I don’t mean to direct all of my ire towards the creatures either.  Thor himself looks as sedated and uninterested as the player feels.  His voice acting is infused with all the enthusiasm and emotion of a soccer mom reciting her grocery store parking space into a voice recorder.  It doesn’t really matter how good his acting is, since the sound of just about every line of dialogue in the game is drowned out by ambient noise and tepid music. The animations for Thor’s moves are all jerky and sparse, and watching little flits of lightning spark out of his hammer as it glitches through the environment is just saddening.

Thou derpest knave. Derp.

Above all these transgressions, though, are the incredibly unbalanced boss battles.  As with the rest of the enemies of the game, almost every one of these encounters is identical.   These creatures come packaged with constant overpowered unblockable and undodgeable attacks, recharging health, and aggravatingly misleading grapple prompts.  Each battle is about hammering (get it?) on your attack button until their armor is shattered, struggling with the incredibly touchy grappling window in front of you, trying to initiate a God of War-like quick time quarrel, then getting smashed to the ground because you’re apparently too slow or the boss still has too much health.  Even with a solid understanding of what the game was asking me to do, I ultimately felt like I was flailing in most of these battles, struggling to follow the rules that the game tried to set at the beginning and had been diligently breaking ever since.

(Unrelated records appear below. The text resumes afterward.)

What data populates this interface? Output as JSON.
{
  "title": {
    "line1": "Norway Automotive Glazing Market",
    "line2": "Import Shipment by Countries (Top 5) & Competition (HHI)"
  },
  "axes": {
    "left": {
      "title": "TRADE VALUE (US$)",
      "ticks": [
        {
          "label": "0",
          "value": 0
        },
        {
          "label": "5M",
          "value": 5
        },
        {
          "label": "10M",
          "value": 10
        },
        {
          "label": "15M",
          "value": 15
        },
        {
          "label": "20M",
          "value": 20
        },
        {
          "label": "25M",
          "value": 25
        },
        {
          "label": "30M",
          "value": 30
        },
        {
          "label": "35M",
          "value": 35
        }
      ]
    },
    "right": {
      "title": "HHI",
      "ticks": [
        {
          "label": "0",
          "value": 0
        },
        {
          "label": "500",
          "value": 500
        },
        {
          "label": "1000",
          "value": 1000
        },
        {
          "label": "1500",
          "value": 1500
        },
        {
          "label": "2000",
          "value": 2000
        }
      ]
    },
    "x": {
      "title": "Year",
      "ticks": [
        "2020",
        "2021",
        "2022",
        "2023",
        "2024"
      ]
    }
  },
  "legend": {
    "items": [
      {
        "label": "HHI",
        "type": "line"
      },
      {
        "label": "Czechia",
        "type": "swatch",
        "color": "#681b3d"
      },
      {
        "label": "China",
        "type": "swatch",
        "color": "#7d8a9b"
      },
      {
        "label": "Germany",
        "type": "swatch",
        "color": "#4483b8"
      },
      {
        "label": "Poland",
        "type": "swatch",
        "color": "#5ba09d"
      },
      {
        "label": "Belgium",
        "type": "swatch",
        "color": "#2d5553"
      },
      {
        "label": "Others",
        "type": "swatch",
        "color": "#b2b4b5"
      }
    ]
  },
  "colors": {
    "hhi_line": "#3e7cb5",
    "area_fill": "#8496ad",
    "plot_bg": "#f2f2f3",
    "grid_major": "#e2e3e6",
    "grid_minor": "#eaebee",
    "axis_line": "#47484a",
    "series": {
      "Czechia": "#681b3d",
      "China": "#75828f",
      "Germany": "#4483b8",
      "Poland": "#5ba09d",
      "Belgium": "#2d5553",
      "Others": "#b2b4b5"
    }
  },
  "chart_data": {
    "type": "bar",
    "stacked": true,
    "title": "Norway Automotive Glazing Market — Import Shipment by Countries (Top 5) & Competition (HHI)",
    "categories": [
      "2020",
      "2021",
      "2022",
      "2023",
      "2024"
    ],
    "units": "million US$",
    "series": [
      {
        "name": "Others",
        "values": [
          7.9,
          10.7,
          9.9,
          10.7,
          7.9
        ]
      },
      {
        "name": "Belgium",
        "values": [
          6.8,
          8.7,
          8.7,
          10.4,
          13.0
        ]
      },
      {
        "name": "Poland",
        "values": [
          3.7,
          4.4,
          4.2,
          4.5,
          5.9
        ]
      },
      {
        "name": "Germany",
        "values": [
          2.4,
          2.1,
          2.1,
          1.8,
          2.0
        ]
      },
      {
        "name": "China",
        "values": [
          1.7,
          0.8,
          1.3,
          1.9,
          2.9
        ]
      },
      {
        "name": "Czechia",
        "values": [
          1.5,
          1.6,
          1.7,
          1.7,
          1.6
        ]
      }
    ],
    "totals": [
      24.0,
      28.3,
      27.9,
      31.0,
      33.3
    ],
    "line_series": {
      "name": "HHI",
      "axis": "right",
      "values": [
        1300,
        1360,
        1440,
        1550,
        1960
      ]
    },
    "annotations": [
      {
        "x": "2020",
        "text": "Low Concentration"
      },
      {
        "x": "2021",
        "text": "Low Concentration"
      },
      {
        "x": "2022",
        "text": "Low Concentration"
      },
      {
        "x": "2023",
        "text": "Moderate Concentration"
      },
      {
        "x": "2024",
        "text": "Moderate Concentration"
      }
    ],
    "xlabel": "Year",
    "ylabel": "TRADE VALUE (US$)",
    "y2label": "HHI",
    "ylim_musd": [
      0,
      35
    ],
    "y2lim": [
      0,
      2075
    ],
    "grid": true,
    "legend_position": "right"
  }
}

All of this being said, I will admit that there is some mindless fun to be had at certain points in Thor.  The grapple moves easily result in the very best animations of the game, finally giving the player some sense of might over the creatures around him.  Climbing onto an ogre’s back, grabbing the top of his jaw and summoning a bolt of lightning to shove down the creature’s throat is exactly what I wanted from a Thor game.  The combat, while choppy, repetitive and clichéd, is somewhat livened by Thor’s rather large arsenal of moves.  I just wish I could do half the stuff that the game claims I can.

At its best, Thor manages to provide some brief, meaningless beat-stuff-up fun.  That’s before you get to the copycat enemies, the brazenly cheap bosses, the hilariously glitchy and unexplainable deaths (“How the hell did that hit me?”), the unresponsive and incoherent controls, the buggy combat, the sedated voice-acting, etc. etc. etc.  Thor: God of Thunder isn’t the worst among movie games, but it does nothing to help their reputation.

Thor gets a D…Er…Knave.

Readers Comments (3)

  1. is it better than iron man?

  2. Wish I could tell ya… Then again, no I don’t, because that means I would have played it. I wouldn’t wish that upon my worst enemy.